Di Bali aliran Ganapati ini mempengaruhi dalam yadnya, misalnya dalam yadnya Resi Gana. Rsi Gana itu bukanlah caru,
melainkan suatu bentuk pemujaan kepada Gana Pati/Ganesha (Penguasa/Pemimpin para
Gana) sebagai Vignesvara (raja atas halangan). Upacara ini diselenggarakan
dengan tujuan supaya manusia terhindar dari berbagai halangan. Namun dalam
penyelenggaraan upacara Rsi Gana memang tidak pernah terlepas dari penggunaan
caru sebagai landasan upacaranya, sehingga seolah-olah Rsi Gana itu sama dengan
caru (kebanyakan orang menyebut dengan istilah Caru Rsi Gana). Upacara Rsi Gana
bisa diikuti berbagai macam caru. Adapun jenis caru yang mengikuti upacara Rsi
Gana ini tergantung tingkatan Rsi Gana bersangkutan. Rsi Gana Alit diikuti
dengan caru ekasata yang lazim dikenal dengan sebutan ayam abrumbunan (seekor
ayam dengan bulu lima jenis warna). Rsi Gana Madya diikuti dengan caru
pancasata (lima ekor ayam dengan bulu berbeda). Rsi Gana Agung diikuti dengan
caru pancakelud ditambah seekor bebek putih, menggunakan seekor kambing sebagai
dasar kurban caru. (Sumber: http://cakepane.blogspot.com/2010/06/apakah-caru-segehan-dan-tawur.html,
diakses Sabtu, 24 Maret 2012 Pukul 14.30 Wita).
Sekte
Bhairawa adalah sekte yang memuja Dewi Durga
sebagai Dewa yang utama.

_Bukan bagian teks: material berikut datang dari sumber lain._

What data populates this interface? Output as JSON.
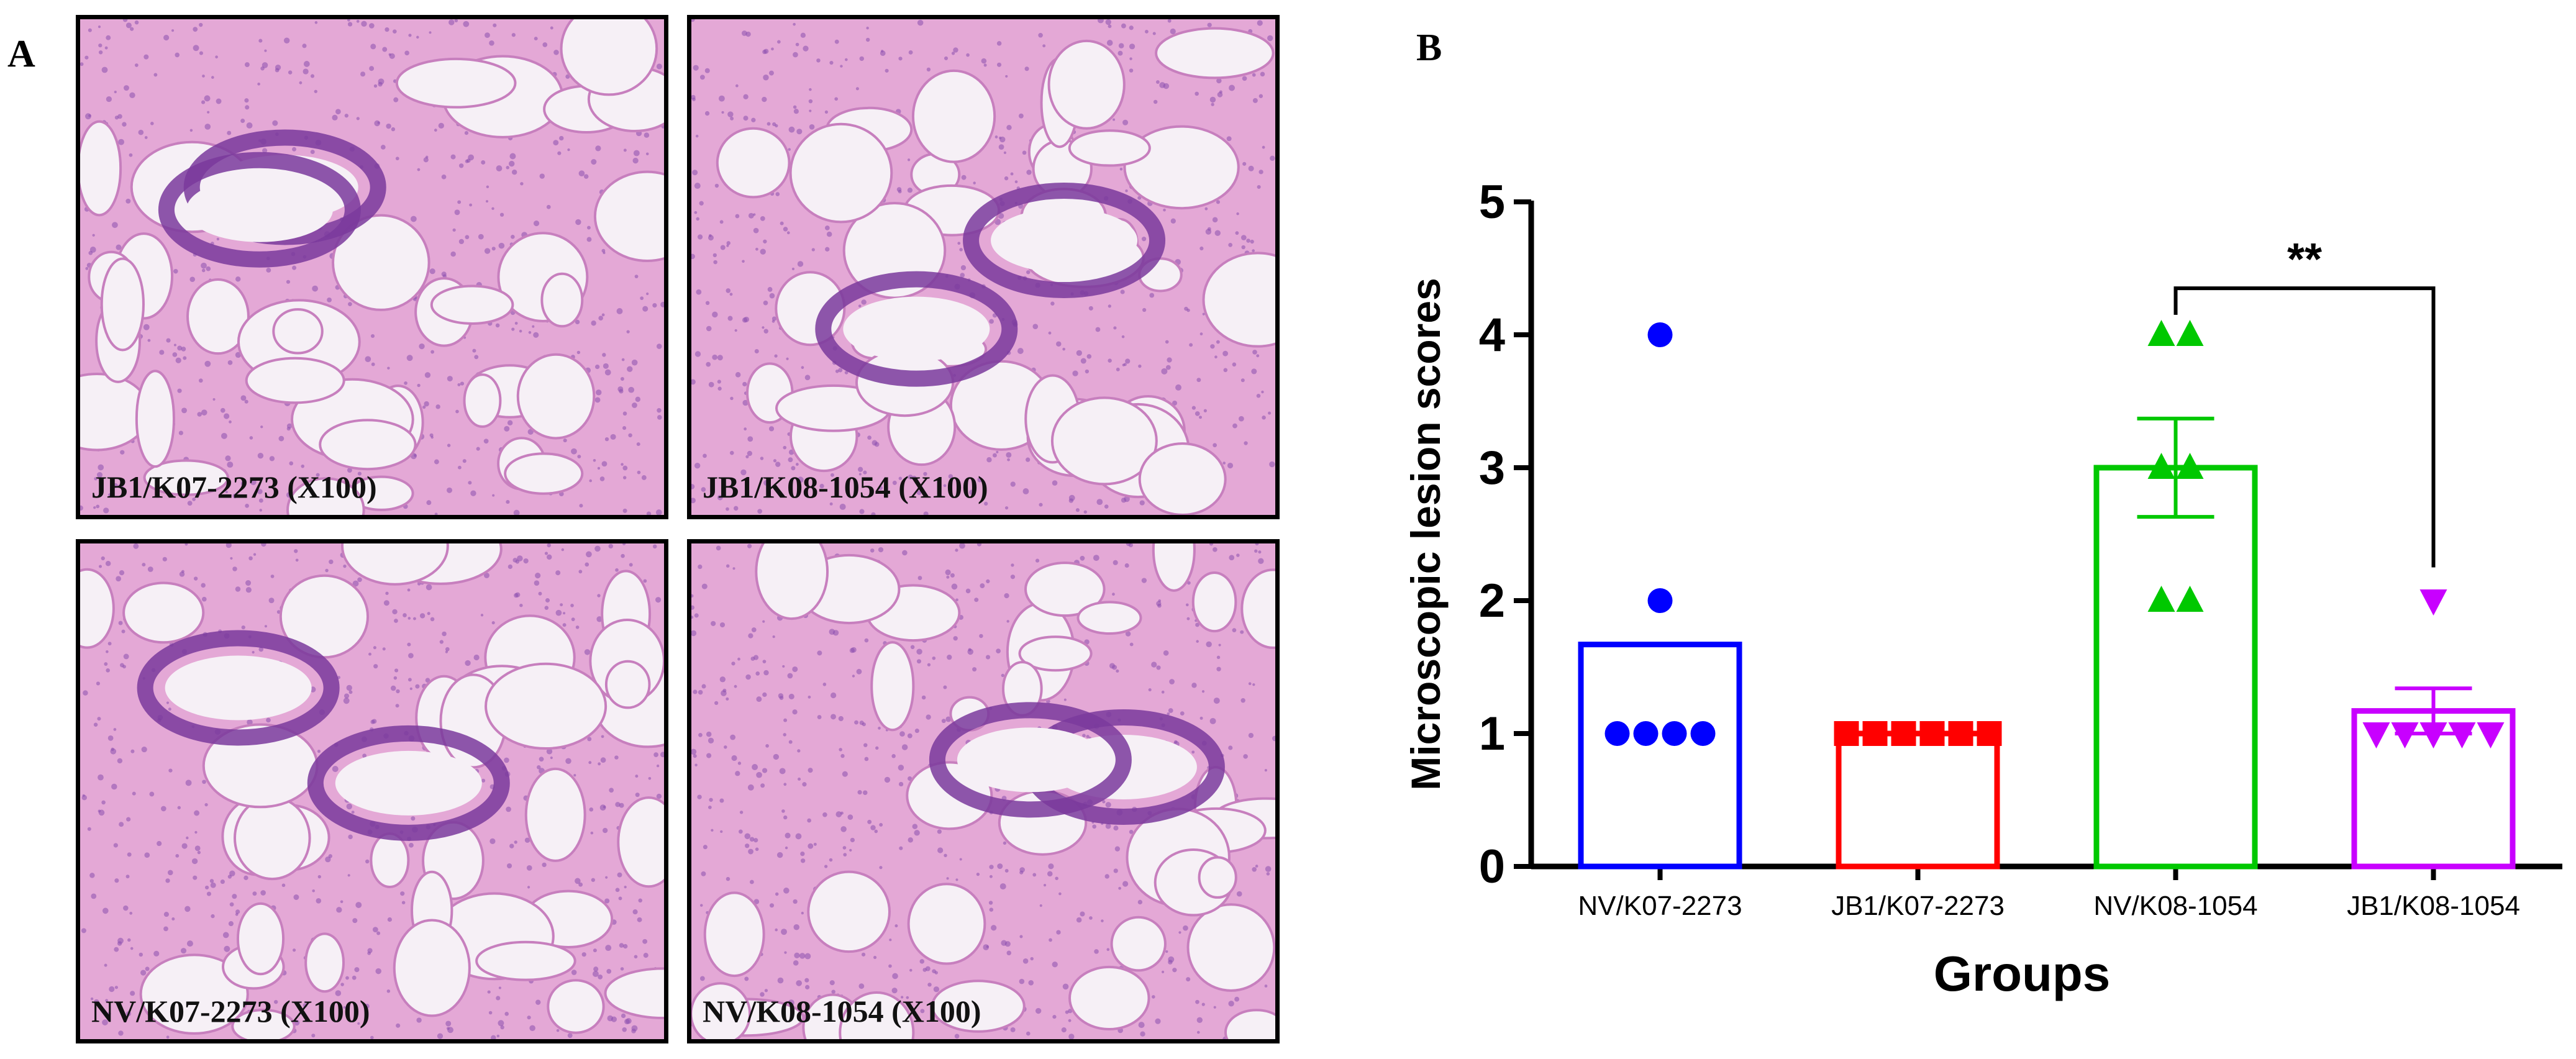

Pemujaan terhadap mdewi durga di Pura Dalem yang ada
di tiap desa pakraman di Bali merupakan pengaruh dari sekte ini. Begitu juga
pemujaan terhadap Ratu Ayu (Rangda) juga merupakan pengaruh sekte Bhairawa.

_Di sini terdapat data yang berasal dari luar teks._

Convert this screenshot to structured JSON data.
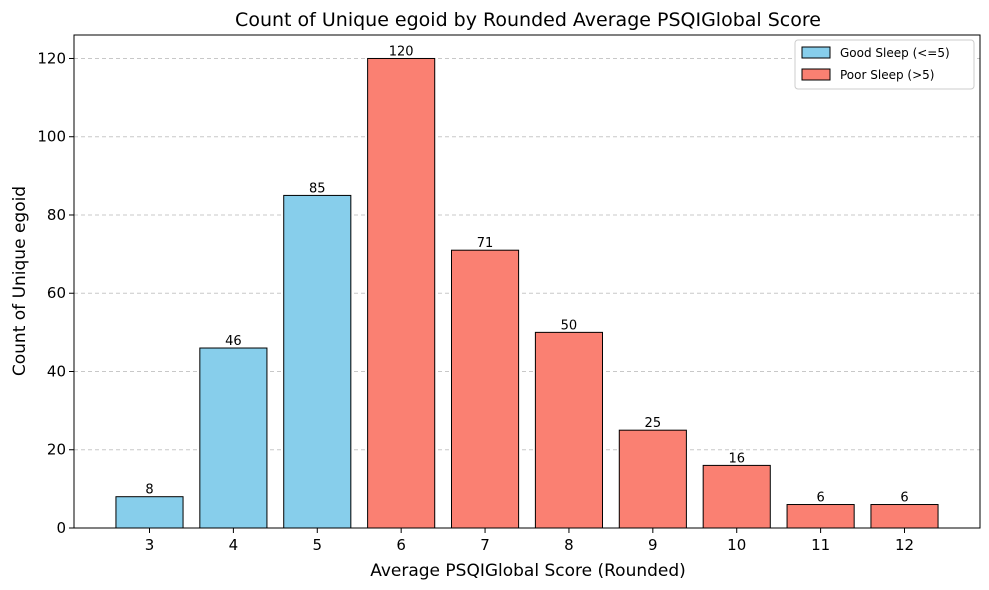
{
  "chart_data": {
    "type": "bar",
    "title": "Count of Unique egoid by Rounded Average PSQIGlobal Score",
    "xlabel": "Average PSQIGlobal Score (Rounded)",
    "ylabel": "Count of Unique egoid",
    "categories": [
      "3",
      "4",
      "5",
      "6",
      "7",
      "8",
      "9",
      "10",
      "11",
      "12"
    ],
    "values": [
      8,
      46,
      85,
      120,
      71,
      50,
      25,
      16,
      6,
      6
    ],
    "bar_groups": [
      "good",
      "good",
      "good",
      "poor",
      "poor",
      "poor",
      "poor",
      "poor",
      "poor",
      "poor"
    ],
    "ylim": [
      0,
      126
    ],
    "yticks": [
      0,
      20,
      40,
      60,
      80,
      100,
      120
    ],
    "grid": "horizontal dashed",
    "legend_position": "top-right",
    "legend": [
      {
        "key": "good",
        "label": "Good Sleep (<=5)",
        "color": "#87CEEB"
      },
      {
        "key": "poor",
        "label": "Poor Sleep (>5)",
        "color": "#FA8072"
      }
    ],
    "edge_color": "#000000"
  }
}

Sekte ini menjadi satu sekte wacamara (sekte aliran kiri) yang mendambakan
kekuatan migic, yang bermanfaat untuk kekuasaan duniawi. Ajaran Sad Cakra (enam
cakra), yaitu enam lingkungan dalam badan dan ajaran mengenai Kundalini yang
hidup dalam tubuh manusia juga bersumber dari sekte ini. (Gunawan, 2012 : 49
dan Nurkancana, 1997 : 136). Bhairawa adalah merupakan perkembangan lebih
lanjut dari mazhab Tantrayana yang termasuk kedalam sekte Sakta atau Saktiisme,
dari mazhab Siva (sivapaksa). Disebut saktiiame, karena yang dijadikan obyek
penyembahannya adalah Sakti.
Masih menurut R.
Goris, ada bentuk tertinggi dari kemoksaan atau kelepasan menurut sekte
Bhairava dengan praktek yang disebut Panca Tattwa atau lazim disebut dengan
istilah Panca-Ma(kara), yaitu Madya (alkohol), Mangsa/Mamsa(daging), Matsya(
ikan), Mudra (sikap tangan), dan Maithuna (persetubuhan) yang pada penggunaan
ritual menyebabkan ekstase yang tertinggi. Namun kini praktek keseluruhan
ajaran ini tidak ditemukan lagi di Indonesia. Walaupun tidak semua Panca tattwa
ini terlaksana, ada bagian-bagian lain msih tetap menggunakannya, misalnya
daging dan darah sebagai persembahan Bhuta yadnya, masih relepan ditemukan di
bali, terutama saat mecaru. Mecaru merupakan persembahan kepada sang bhuta kala
agar dapat menyeimbangkan semua mahluk yang tercita di dunia.